The Technology & Engineering Emmy Awards are awarded to a living individual, a company, or a scientific or technical organization for developments and/or standardization involved in engineering technologies that either represent so extensive an improvement on existing methods or are so innovative in nature that they materially have affected television.

The 73rd Technology & Engineering Emmy Awards honored:

73rd Annual Tech Emmy Awards Honor Apple, CableLabs, Cablevision, Netflix, SCTE & Others

In addition Maurice Leblanc and Paul Nipkow were named 2021 Television Technology Pioneers. This honor recognizes historical individuals whose work has materially affected television but has not been recognized by a NATAS Technology & Engineering Emmy Award.

Maurice Leblanc has been inducted as a Television Pioneer for the first suggestions of color TV and the use of the cathode-ray tube.For the first patent for a complex television system, Paul Nipkow has also joined this celebrated group.

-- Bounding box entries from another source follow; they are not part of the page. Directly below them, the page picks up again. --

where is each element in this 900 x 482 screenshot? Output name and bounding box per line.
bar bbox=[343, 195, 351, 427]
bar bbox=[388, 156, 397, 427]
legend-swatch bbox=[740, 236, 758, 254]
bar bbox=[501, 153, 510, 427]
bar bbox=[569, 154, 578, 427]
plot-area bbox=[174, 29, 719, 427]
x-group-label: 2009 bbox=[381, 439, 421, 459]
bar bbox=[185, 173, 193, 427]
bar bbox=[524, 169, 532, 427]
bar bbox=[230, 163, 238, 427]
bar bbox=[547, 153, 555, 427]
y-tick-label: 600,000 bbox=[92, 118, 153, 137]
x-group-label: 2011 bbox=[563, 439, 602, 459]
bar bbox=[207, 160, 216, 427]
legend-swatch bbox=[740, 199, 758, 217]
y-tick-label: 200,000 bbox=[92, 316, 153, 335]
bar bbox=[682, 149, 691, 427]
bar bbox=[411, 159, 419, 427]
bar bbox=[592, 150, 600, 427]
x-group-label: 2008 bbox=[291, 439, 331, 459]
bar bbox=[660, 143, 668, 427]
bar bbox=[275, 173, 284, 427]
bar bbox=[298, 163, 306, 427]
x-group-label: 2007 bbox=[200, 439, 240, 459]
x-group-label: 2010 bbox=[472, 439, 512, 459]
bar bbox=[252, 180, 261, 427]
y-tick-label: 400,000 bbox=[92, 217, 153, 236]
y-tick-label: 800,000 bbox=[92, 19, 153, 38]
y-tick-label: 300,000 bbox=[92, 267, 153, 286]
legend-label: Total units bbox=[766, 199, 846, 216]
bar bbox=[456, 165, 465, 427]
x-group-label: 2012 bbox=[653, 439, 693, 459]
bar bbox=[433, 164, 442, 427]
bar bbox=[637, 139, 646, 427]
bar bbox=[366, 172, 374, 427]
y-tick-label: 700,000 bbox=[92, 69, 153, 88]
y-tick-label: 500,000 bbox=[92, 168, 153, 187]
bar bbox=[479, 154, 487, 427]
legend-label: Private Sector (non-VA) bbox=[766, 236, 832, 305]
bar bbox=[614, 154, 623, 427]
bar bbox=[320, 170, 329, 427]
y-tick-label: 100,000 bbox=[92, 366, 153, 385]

After studying electrical engineering and working on railway projects, Leblanc established his own company. On 1880 November 2, he submitted a paper, “Study of the electrical transmission of luminous impressions,” to the French journal La Lumière électrique (Electric Light). In it, he outlined the principles of television and was probably the first to suggest color images (based on a beam-splitting prism) and the first to suggest the use of a cathode-ray tube (CRT) in the display. He also suggested vibrating mirrors for camera scanning and a variable-aperture modulator. Many of his suggestions were used in later television systems.

While still a student, Nipkow conceived a complete television system and was the first to patent it. His use of a selenium photocell was common by that time, but his use of a light valve based on Nicol prisms and the Faraday magnetooptical effect was new. His main creation, however, was a spinning disk with a spiral of perforations for scanning, an idea adopted widely (with modifications) by many other inventors and arguably formed the basis (40 years later) of the first television system able to reproduce a recognizable human face.